Three names have been shortlisted from over 180 entries submitted by people in Warwickshire, who were asked to nominate the names of women closely associated with the county. The vote is now open, with the online competition running until the end of June. The names are:
- Anne - named after Anne Hathaway, who was the wife of the country’s most famous playwright William Shakespeare. She was born in 1556 and her childhood home nearby in Stratford-upon-Avon was bought by the Shakespeare Birthplace Trust in 1892 and turned into a museum. Suggested by a resident from Nuneaton.
- Dorothy - named after Dorothy Hodgkin, who in 1964 became the first British woman to win the Nobel Prize in Chemistry. Her discoveries included confirming the structure of penicillin, and her work with insulin paved the way for it to be used on a large scale for treatment of diabetes. She died in 1994 in Shipston-on-Stour in Warwickshire. Suggested by a student at Warwickshire College Group.
- Mary Ann - named after Mary Ann Evans, better known by her pen name George Eliot, who was an English novelist, poet, journalist, translator and one of the leading writers of the Victorian era. She was born in Nuneaton and her novels, most famously 'Middlemarch', are celebrated for their realism and psychological insights. Suggested by a pupil at North Leamington School.
HS2’s Civils Director Mike Lyons said:
“The naming of this TBM marks a crucial milestone for the project, with the tunnel under Long Itchington Wood the first significant piece of Britain’s new high speed railway to be built in the Midlands. The 170 engineers working on the TBM during its construction and assembly are amongst the 16,000 people employed by the project.
“I’d like to thank people in Warwickshire for suggesting a great selection of interesting and inspiring women who have such a close connection with the county. I look forward to finding out who the British public choose as the winning name later in the summer.”
The Long Itchington Wood TBM will begin tunnelling under Warwickshire later this year and will be operated by HS2’s main works contractor for the West Midlands, Balfour Beatty Vinci (BBV). The 2,000-tonne tunnel boring machine, which has been manufactured in Germany by Herrenknecht, will be around 10 metres wide and will take around five months to complete the first bore of two parallel tunnels.
Balfour Beatty VINCI’s Managing Director Michael Dyke said:
“With the Tunnel Boring Machine set to start its critical journey later this year, we’re delighted to have engaged with the local community in Warwickshire to uphold the engineering tradition of naming the 2,000-tonne machine, after a notable woman.
“Alongside HS2, we’re now calling for members of the public across the UK to choose one of the three carefully selected names - and play a role in this key milestone, for Europe’s largest infrastructure project.”
The Long Itchington Wood tunnel avoids disrupting the ancient woodland located above the tunnelling works.

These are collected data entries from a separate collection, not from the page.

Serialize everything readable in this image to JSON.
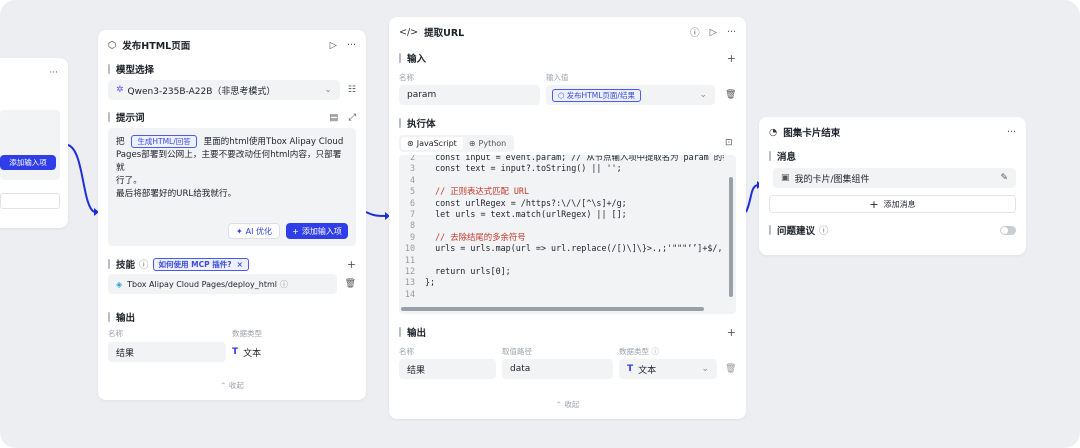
{
  "left_card": {
    "menu": "···",
    "add_input_label": "添加输入项"
  },
  "html_card": {
    "title": "发布HTML页面",
    "model_section": "模型选择",
    "model_value": "Qwen3-235B-A22B（非思考模式）",
    "prompt_section": "提示词",
    "prompt_pre": "把",
    "prompt_tag": "生成HTML/回答",
    "prompt_line1": "里面的html使用Tbox Alipay Cloud",
    "prompt_line2": "Pages部署到公网上，主要不要改动任何html内容，只部署就",
    "prompt_line3": "行了。",
    "prompt_line4": "最后将部署好的URL给我就行。",
    "ai_optimize": "AI 优化",
    "add_input": "添加输入项",
    "skills_section": "技能",
    "skills_tag": "如何使用 MCP 插件?",
    "skill_item": "Tbox Alipay Cloud Pages/deploy_html",
    "output_section": "输出",
    "col_name": "名称",
    "col_type": "数据类型",
    "out_name": "结果",
    "out_type": "文本",
    "collapse": "收起"
  },
  "url_card": {
    "title": "提取URL",
    "input_section": "输入",
    "col_name": "名称",
    "col_value": "输入值",
    "in_name": "param",
    "in_value_tag": "发布HTML页面/结果",
    "exec_section": "执行体",
    "tab_js": "JavaScript",
    "tab_py": "Python",
    "code_lines": [
      {
        "n": "2",
        "t": "  const input = event.param; // 从节点输入项中提取名为 param 的参"
      },
      {
        "n": "3",
        "t": "  const text = input?.toString() || '';"
      },
      {
        "n": "4",
        "t": ""
      },
      {
        "n": "5",
        "t": "  // 正则表达式匹配 URL"
      },
      {
        "n": "6",
        "t": "  const urlRegex = /https?:\\/\\/[^\\s]+/g;"
      },
      {
        "n": "7",
        "t": "  let urls = text.match(urlRegex) || [];"
      },
      {
        "n": "8",
        "t": ""
      },
      {
        "n": "9",
        "t": "  // 去除结尾的多余符号"
      },
      {
        "n": "10",
        "t": "  urls = urls.map(url => url.replace(/[)\\]\\}>.,;'\"\"\"‘’]+$/, '"
      },
      {
        "n": "11",
        "t": ""
      },
      {
        "n": "12",
        "t": "  return urls[0];"
      },
      {
        "n": "13",
        "t": "};"
      },
      {
        "n": "14",
        "t": ""
      }
    ],
    "output_section": "输出",
    "col_path": "取值路径",
    "col_type": "数据类型",
    "out_name": "结果",
    "out_path": "data",
    "out_type": "文本",
    "collapse": "收起"
  },
  "end_card": {
    "title": "图集卡片结束",
    "msg_section": "消息",
    "msg_item": "我的卡片/图集组件",
    "add_msg": "添加消息",
    "suggest": "问题建议"
  },
  "colors": {
    "accent": "#2f3ee8",
    "connector": "#1f2fd6"
  }
}
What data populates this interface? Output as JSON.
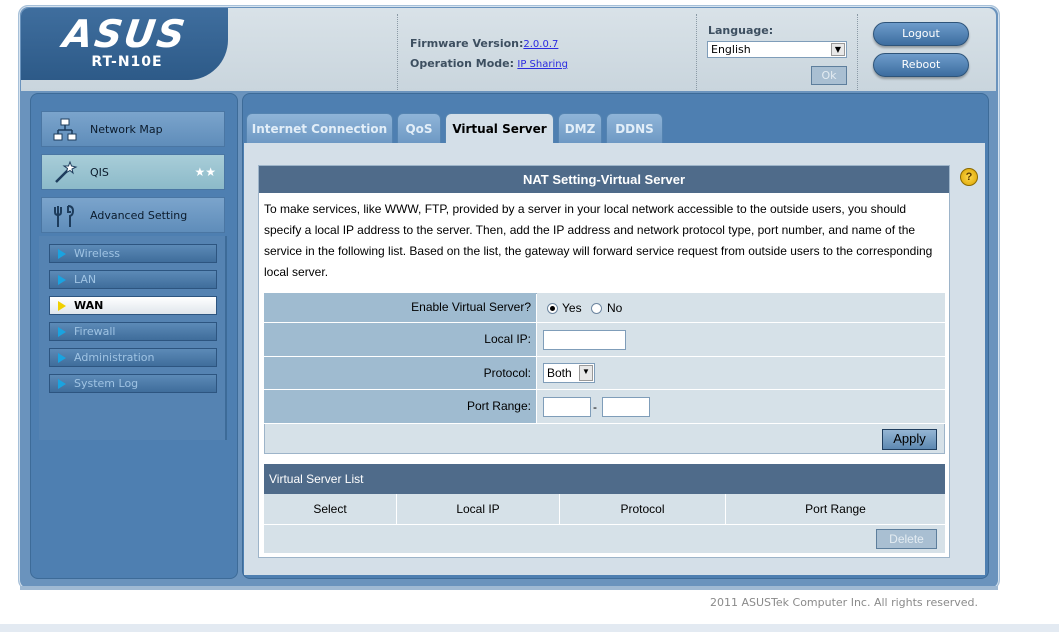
{
  "header": {
    "brand": "ASUS",
    "model": "RT-N10E",
    "firmware_label": "Firmware Version:",
    "firmware_value": "2.0.0.7",
    "mode_label": "Operation Mode:",
    "mode_value": "IP Sharing",
    "language_label": "Language:",
    "language_value": "English",
    "ok_label": "Ok",
    "logout_label": "Logout",
    "reboot_label": "Reboot"
  },
  "sidebar": {
    "main": [
      {
        "label": "Network Map",
        "icon": "network-map-icon"
      },
      {
        "label": "QIS",
        "icon": "magic-wand-icon"
      },
      {
        "label": "Advanced Setting",
        "icon": "tools-icon"
      }
    ],
    "sub": [
      {
        "label": "Wireless"
      },
      {
        "label": "LAN"
      },
      {
        "label": "WAN"
      },
      {
        "label": "Firewall"
      },
      {
        "label": "Administration"
      },
      {
        "label": "System Log"
      }
    ]
  },
  "tabs": [
    {
      "label": "Internet Connection"
    },
    {
      "label": "QoS"
    },
    {
      "label": "Virtual Server"
    },
    {
      "label": "DMZ"
    },
    {
      "label": "DDNS"
    }
  ],
  "panel": {
    "title": "NAT Setting-Virtual Server",
    "description": "To make services, like WWW, FTP, provided by a server in your local network accessible to the outside users, you should specify a local IP address to the server. Then, add the IP address and network protocol type, port number, and name of the service in the following list. Based on the list, the gateway will forward service request from outside users to the corresponding local server.",
    "enable_label": "Enable Virtual Server?",
    "yes_label": "Yes",
    "no_label": "No",
    "enable_value": "Yes",
    "local_ip_label": "Local IP:",
    "local_ip_value": "",
    "protocol_label": "Protocol:",
    "protocol_value": "Both",
    "port_range_label": "Port Range:",
    "port_from": "",
    "port_to": "",
    "port_separator": "-",
    "apply_label": "Apply"
  },
  "list": {
    "title": "Virtual Server List",
    "columns": [
      "Select",
      "Local IP",
      "Protocol",
      "Port Range"
    ],
    "delete_label": "Delete"
  },
  "footer": {
    "copyright": "2011 ASUSTek Computer Inc. All rights reserved."
  },
  "colors": {
    "header_dark_blue": "#2d5a88",
    "panel_title": "#4f6b8a",
    "label_cell": "#9fbbd0",
    "active_marker": "#f0d000"
  }
}
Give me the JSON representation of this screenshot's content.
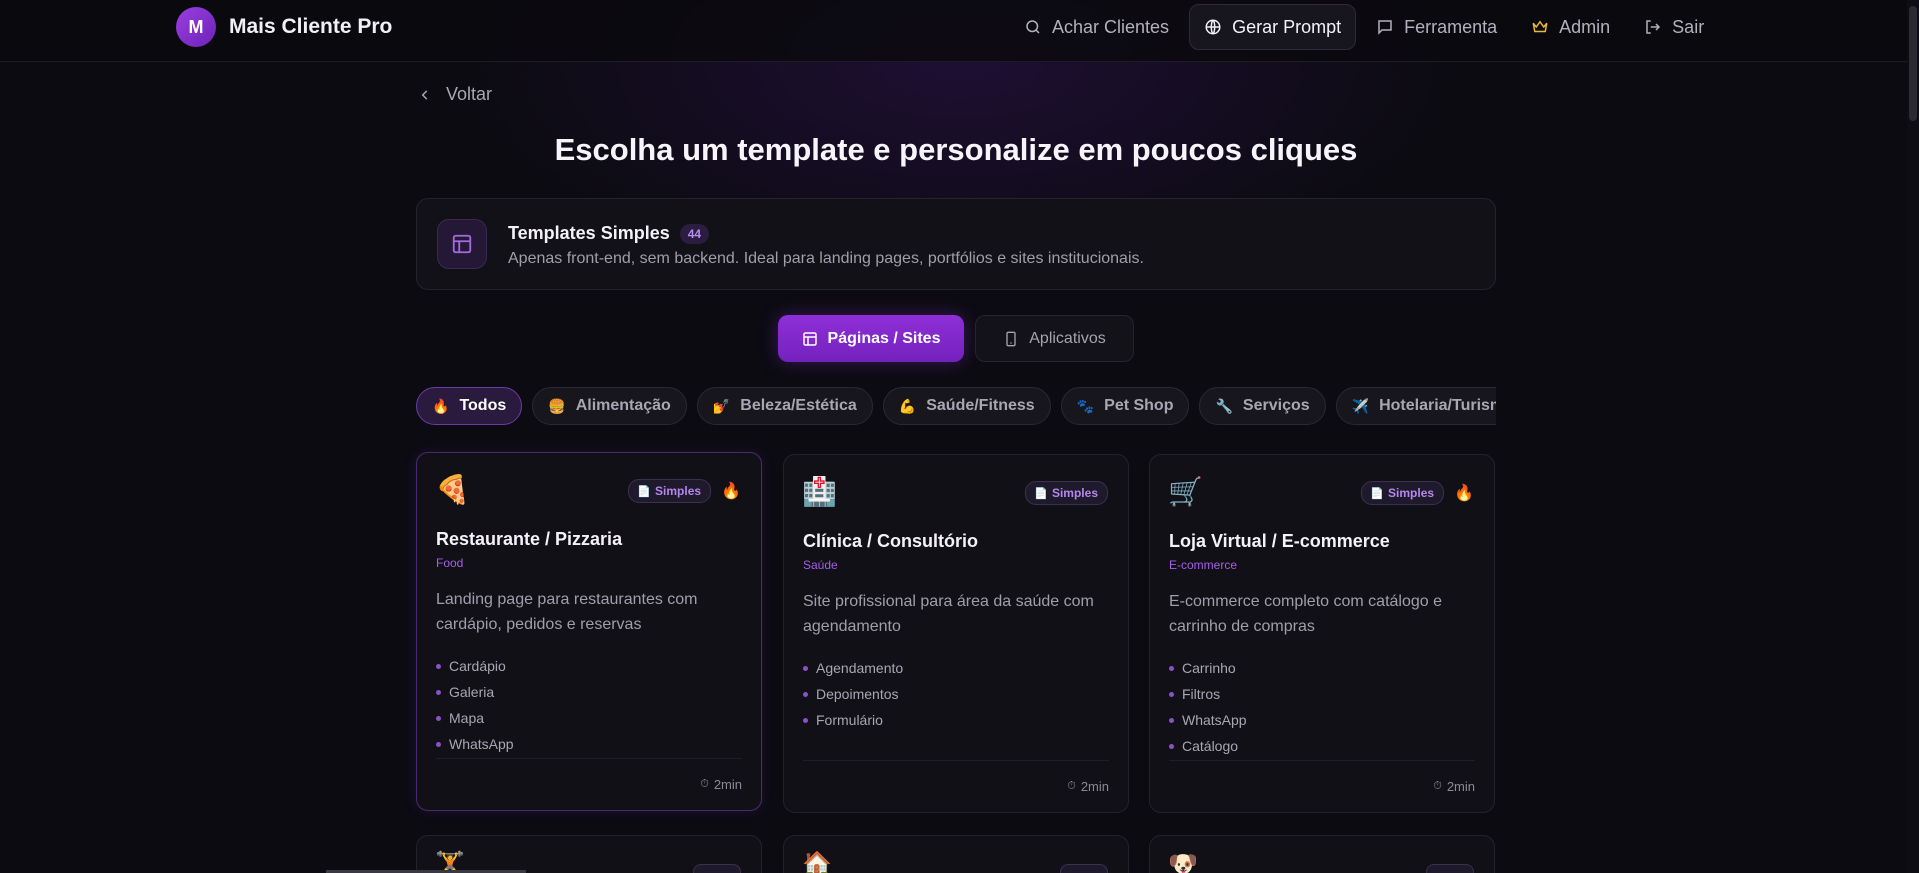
{
  "header": {
    "logo_letter": "M",
    "brand": "Mais Cliente Pro",
    "nav": [
      {
        "label": "Achar Clientes",
        "icon": "search-icon"
      },
      {
        "label": "Gerar Prompt",
        "icon": "globe-icon",
        "active": true
      },
      {
        "label": "Ferramenta",
        "icon": "message-icon"
      },
      {
        "label": "Admin",
        "icon": "crown-icon"
      },
      {
        "label": "Sair",
        "icon": "logout-icon"
      }
    ]
  },
  "back_label": "Voltar",
  "title": "Escolha um template e personalize em poucos cliques",
  "info": {
    "title": "Templates Simples",
    "count": "44",
    "description": "Apenas front-end, sem backend. Ideal para landing pages, portfólios e sites institucionais."
  },
  "toggle": {
    "primary": "Páginas / Sites",
    "secondary": "Aplicativos"
  },
  "filters": [
    {
      "emoji": "🔥",
      "label": "Todos"
    },
    {
      "emoji": "🍔",
      "label": "Alimentação"
    },
    {
      "emoji": "💅",
      "label": "Beleza/Estética"
    },
    {
      "emoji": "💪",
      "label": "Saúde/Fitness"
    },
    {
      "emoji": "🐾",
      "label": "Pet Shop"
    },
    {
      "emoji": "🔧",
      "label": "Serviços"
    },
    {
      "emoji": "✈️",
      "label": "Hotelaria/Turismo"
    }
  ],
  "cards": [
    {
      "emoji": "🍕",
      "badge": "Simples",
      "fire": "🔥",
      "title": "Restaurante / Pizzaria",
      "category": "Food",
      "description": "Landing page para restaurantes com cardápio, pedidos e reservas",
      "features": [
        "Cardápio",
        "Galeria",
        "Mapa",
        "WhatsApp"
      ],
      "time": "2min"
    },
    {
      "emoji": "🏥",
      "badge": "Simples",
      "fire": "",
      "title": "Clínica / Consultório",
      "category": "Saúde",
      "description": "Site profissional para área da saúde com agendamento",
      "features": [
        "Agendamento",
        "Depoimentos",
        "Formulário"
      ],
      "time": "2min"
    },
    {
      "emoji": "🛒",
      "badge": "Simples",
      "fire": "🔥",
      "title": "Loja Virtual / E-commerce",
      "category": "E-commerce",
      "description": "E-commerce completo com catálogo e carrinho de compras",
      "features": [
        "Carrinho",
        "Filtros",
        "WhatsApp",
        "Catálogo"
      ],
      "time": "2min"
    }
  ],
  "partial_cards": [
    {
      "emoji": "🏋️"
    },
    {
      "emoji": "🏠"
    },
    {
      "emoji": "🐶"
    }
  ],
  "icons": {
    "doc": "📄",
    "clock": "⏱"
  },
  "colors": {
    "accent": "#8f2fd8",
    "category": "#a45fe6",
    "admin_crown": "#e8b93a"
  }
}
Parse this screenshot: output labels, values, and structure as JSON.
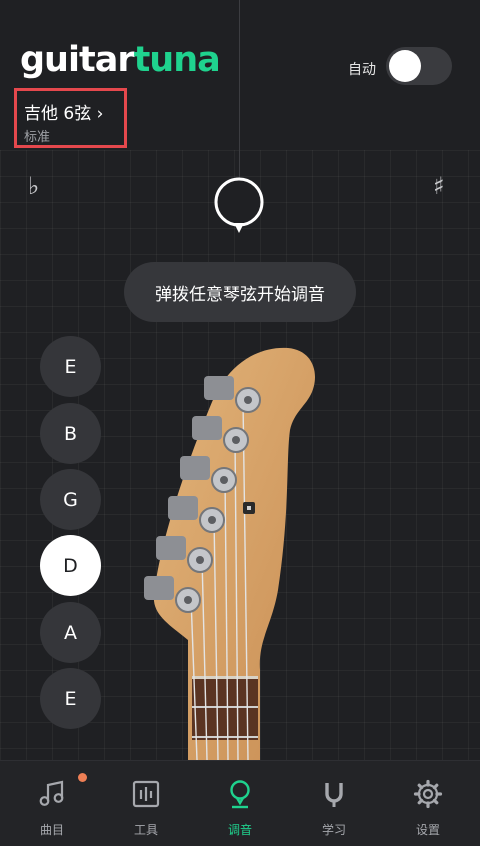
{
  "header": {
    "logo_left": "guitar",
    "logo_right": "tuna",
    "auto_label": "自动",
    "auto_enabled": false
  },
  "tuning": {
    "name": "吉他 6弦",
    "chevron": "›",
    "subtitle": "标准"
  },
  "meter": {
    "flat_symbol": "♭",
    "sharp_symbol": "♯"
  },
  "hint": "弹拨任意琴弦开始调音",
  "strings": [
    {
      "note": "E",
      "active": false
    },
    {
      "note": "B",
      "active": false
    },
    {
      "note": "G",
      "active": false
    },
    {
      "note": "D",
      "active": true
    },
    {
      "note": "A",
      "active": false
    },
    {
      "note": "E",
      "active": false
    }
  ],
  "tabs": [
    {
      "label": "曲目",
      "icon": "music-note-icon",
      "badge": true
    },
    {
      "label": "工具",
      "icon": "tools-icon",
      "badge": false
    },
    {
      "label": "调音",
      "icon": "tuner-icon",
      "badge": false,
      "active": true
    },
    {
      "label": "学习",
      "icon": "magnet-icon",
      "badge": false
    },
    {
      "label": "设置",
      "icon": "gear-icon",
      "badge": false
    }
  ],
  "colors": {
    "background": "#1f2023",
    "accent": "#1fd28e",
    "highlight_border": "#e5484d",
    "badge": "#ee7f55"
  }
}
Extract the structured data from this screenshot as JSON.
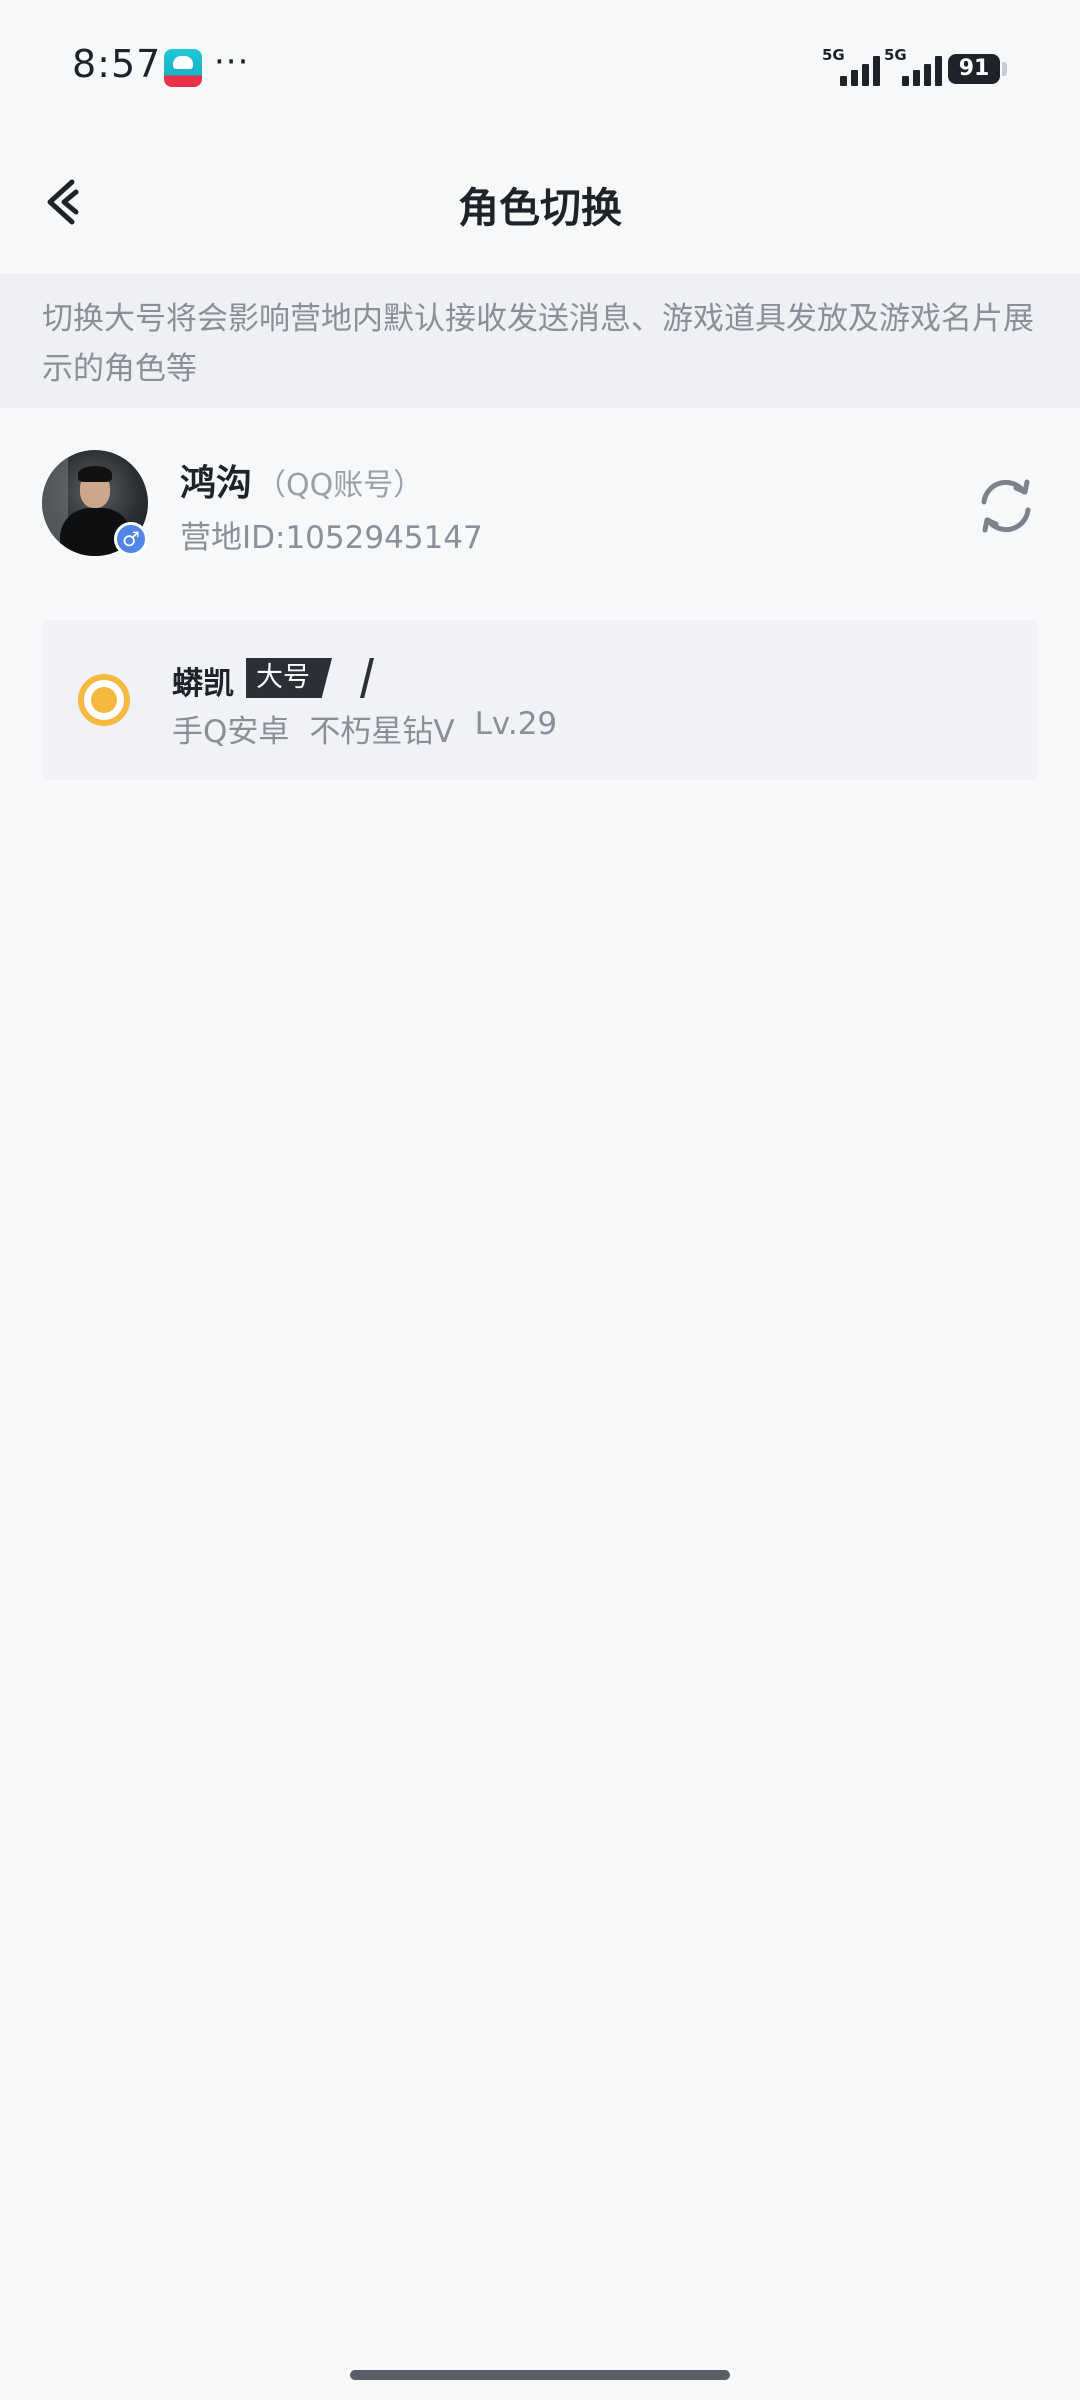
{
  "status_bar": {
    "time": "8:57",
    "app_icon": "camp-app-icon",
    "more": "···",
    "signal_1_label": "5G",
    "signal_2_label": "5G",
    "battery": "91"
  },
  "header": {
    "title": "角色切换",
    "back_icon": "chevron-left-icon"
  },
  "notice": {
    "text": "切换大号将会影响营地内默认接收发送消息、游戏道具发放及游戏名片展示的角色等"
  },
  "account": {
    "nickname": "鸿沟",
    "account_type": "（QQ账号）",
    "camp_id": "营地ID:1052945147",
    "gender_symbol": "♂",
    "refresh_icon": "refresh-icon"
  },
  "roles": [
    {
      "name": "蟒凯",
      "tag": "大号",
      "platform": "手Q安卓",
      "rank": "不朽星钻Ⅴ",
      "level": "Lv.29",
      "selected": true
    }
  ],
  "colors": {
    "accent": "#f5b941",
    "background": "#f7f8fa",
    "notice_bg": "#eef0f3",
    "gender_badge": "#4f86e8"
  }
}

Once the first bore is complete, the TBM will be extracted at the South Portal before being transported by road back to the North Portal to commence the second bore. The final section will become a ‘green tunnel’ - also known as a cut and cover tunnel - where a soil ‘roof’ is built around the tunnel entrance to integrate the portal into the natural landscape.
This is the third HS2 tunnel boring machine that will be put to a public vote to name it, with the first two machines already tunnelling under the Chilterns. They were named after two famous local Buckinghamshire women: Florence Nightingale - the founder of modern nursing who spent many years living in Buckinghamshire; and pioneering astronomer and astrophysicist, Cecilia Payne-Gaposchkin, who was born in Buckinghamshire.
The national vote will close at the end of June, with the winner expected to be announced later in the summer.